Hamdok resigned on Sunday following mass protests against a power-sharing deal he signed with the military that toppled the government in October.

His resignation came just two months after being reinstated following his ouster in October. The agreement aimed to calm tensions and protests.

Hamdok attributed his resignation decision to the inability to form a new cabinet due to persistent protests.

Not only is his resignation a blow to the country’s economy, but it also sparked a new round of protests demanding civilian rule in the Sudanese capital Khartoum and other cities on Tuesday.

Economically, one of the elements immediately affected by Hamdok’s resignation is the exchange rate of the Sudanese pound which has started to decline against major foreign currencies.

In a report by the Xinhua News Agency, forex traders said the exchange rate for 1 dollar stood at 457 Sudanese pounds on Tuesday in the parallel market, compared to 450 pounds recorded in recent days.

Falling currency

Analysts expect the local currency to continue to decline in the coming days after the political crisis.

Likewise, the humanitarian crisis in the country is also worsening. Currently, 9.8 million people in the country are severely food insecure, according to the United Nations Office for the Coordination of Humanitarian Affairs.

In addition, over 3 million people are internally displaced and 314,547 have been affected by flooding.

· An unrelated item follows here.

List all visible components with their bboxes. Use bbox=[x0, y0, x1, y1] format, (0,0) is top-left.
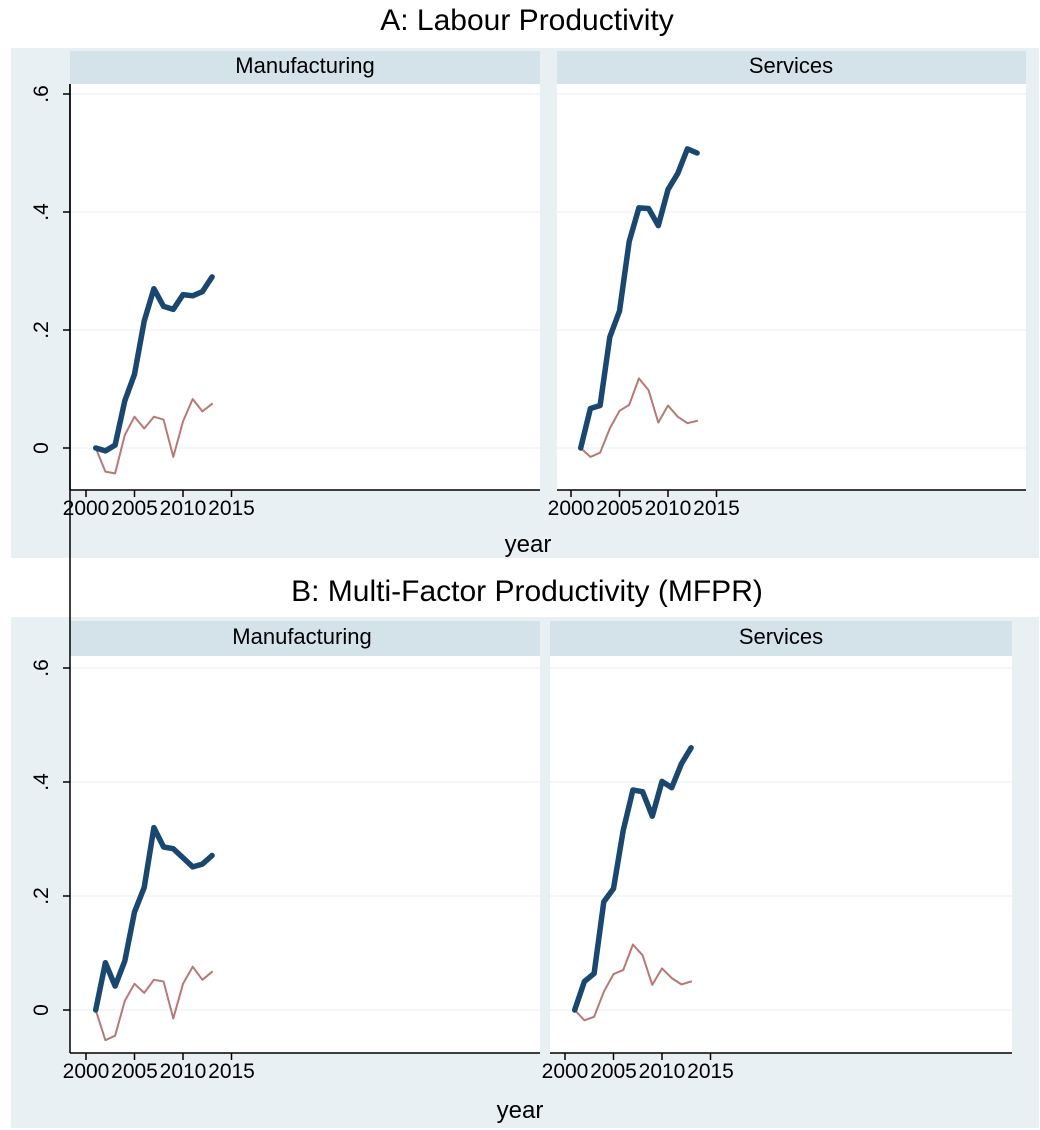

The United Nations agency has estimated that around 14.3 million people will need humanitarian assistance in Sudan this year.

Sudanese children are forced to work long hours as the country’s economic and humanitarian crisis continues to deepen, according to independent organization Save the Children.

Sudan is also currently facing a shortage of resources, a scenario that has seen the East African country lift subsidies on gasoline, diesel and some food items. The country has also increased electricity prices by more than 600%.

In an interview with Xinhua, Sudanese economic analyst Ashraf Zain Al-Abidin called on the authorities to seek resources so as not to burden citizens.

“The authorities should seek other resources and diversify sources of income. This cannot be done at the expense of average citizens, ”Al-Abidin said.

He said the United States and international agencies had suspended aid worth hundreds of millions of dollars to Sudan, while Sudan’s debt relief process under the Initiative in favor of the heavily indebted poor countries of the International Monetary Fund was discontinued.

After Hamdok’s resignation, UN Secretary-General Antonio Guterres urged all parties to continue to engage in constructive dialogue in order to reach an inclusive, peaceful and lasting solution.